House debates
Tuesday, 3 February 2009
Ministerial Statements
Nation Building and Jobs Plan
3:05 pm
Malcolm Turnbull (Wentworth, Liberal Party, Leader of the Opposition) Share this | Hansard source
The Deputy Prime Minister says it was her regulation—APRA! APRA was created by the coalition. The entire prudential framework that we work under—the arrangements between APRA and ASIC, the ACCC and the Reserve Bank—was the creation of the coalition government.
But regulation has to be appropriate and it must not be excessive. When we met with small and medium businesses in Parramatta last week, it was very interesting to hear their concerns. When I said, ‘What can the government do to promote employment?’ they said, ‘The government should pay its bills on time.’ They said, ‘The government should reduce red tape—make it easier to tender. Why do we have to fill in a pile of forms this high? Why can’t we do it in a standardised way and do it online?’
In the end, it is the level of employment that determines how much Australia is affected by the global economic crisis. Provided unemployment stays relatively low, then Australians will continue to afford their mortgages and not be forced to sell their homes. It will also mean that fewer Australians will need to access unemployment benefits. So every arm of government policy should be directed to ensuring that Australia continues to enjoy low unemployment. That is our sole focus. We will go through this package tonight and over the days that follow, and I say this to the Prime Minister: we are prepared to sit all night; we are prepared to sit all weekend. I propose to the Prime Minister: in order to give this package the appropriate scrutiny, we agree to defer estimates for a week and have the Senate sit next week and focus on this package so that all members of this House and the Senate work together as best we can to ensure that it is the most effective package—that the measures are effective and that they will deliver the outcome that we all seek.

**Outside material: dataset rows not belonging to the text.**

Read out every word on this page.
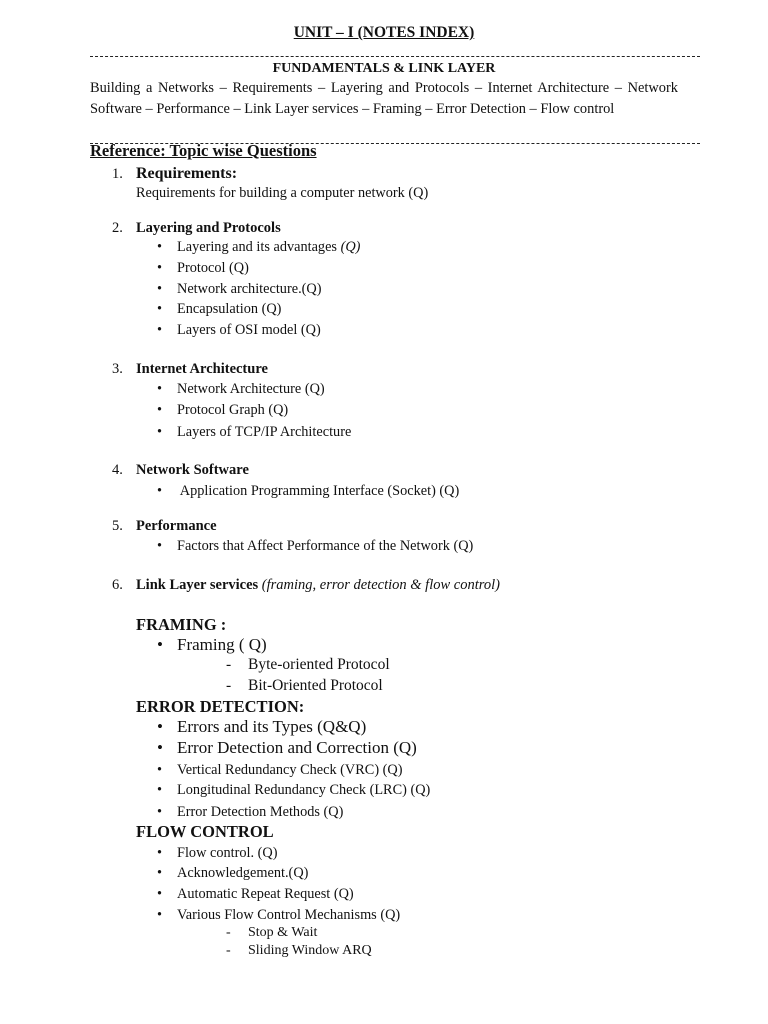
UNIT – I (NOTES INDEX)
FUNDAMENTALS & LINK LAYER
Building a Networks – Requirements – Layering and Protocols – Internet Architecture – Network Software – Performance – Link Layer services – Framing – Error Detection – Flow control
Reference: Topic wise Questions
1. Requirements:
Requirements for building a computer network (Q)
2. Layering and Protocols
• Layering and its advantages (Q)
• Protocol (Q)
• Network architecture.(Q)
• Encapsulation (Q)
• Layers of OSI model (Q)
3. Internet Architecture
• Network Architecture (Q)
• Protocol Graph (Q)
• Layers of TCP/IP Architecture
4. Network Software
• Application Programming Interface (Socket) (Q)
5. Performance
• Factors that Affect Performance of the Network (Q)
6. Link Layer services (framing, error detection & flow control)
FRAMING :
• Framing ( Q)
- Byte-oriented Protocol
- Bit-Oriented Protocol
ERROR DETECTION:
• Errors and its Types (Q&Q)
• Error Detection and Correction (Q)
• Vertical Redundancy Check (VRC) (Q)
• Longitudinal Redundancy Check (LRC) (Q)
• Error Detection Methods (Q)
FLOW CONTROL
• Flow control. (Q)
• Acknowledgement.(Q)
• Automatic Repeat Request (Q)
• Various Flow Control Mechanisms (Q)
- Stop & Wait
- Sliding Window ARQ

Above all, what we need to do is to move into the substance and the practicality of measures that will promote employment. The Prime Minister chooses to throw out a few measures today—and very large numbers are involved, but there are a number of measures there—but then he couches everything in this unbridled ideological attack which is all about creating a fantasy world in which the Liberal Party is the spearhead of some deregulating, radical right-wing movement. The fact of the matter is: the stability of this country and the economy that we enjoy—the fact that we can make these investments, that we can make these expenditures, that we can undertake these programs—is due to the 11½ years of effective economic management by the coalition. The fact that our banks are strong is due to the solid economic management of the coalition. And the Prime Minister would be better spending his time focusing on measures that will promote employment rather than ideological tirades that are more fiction than fact.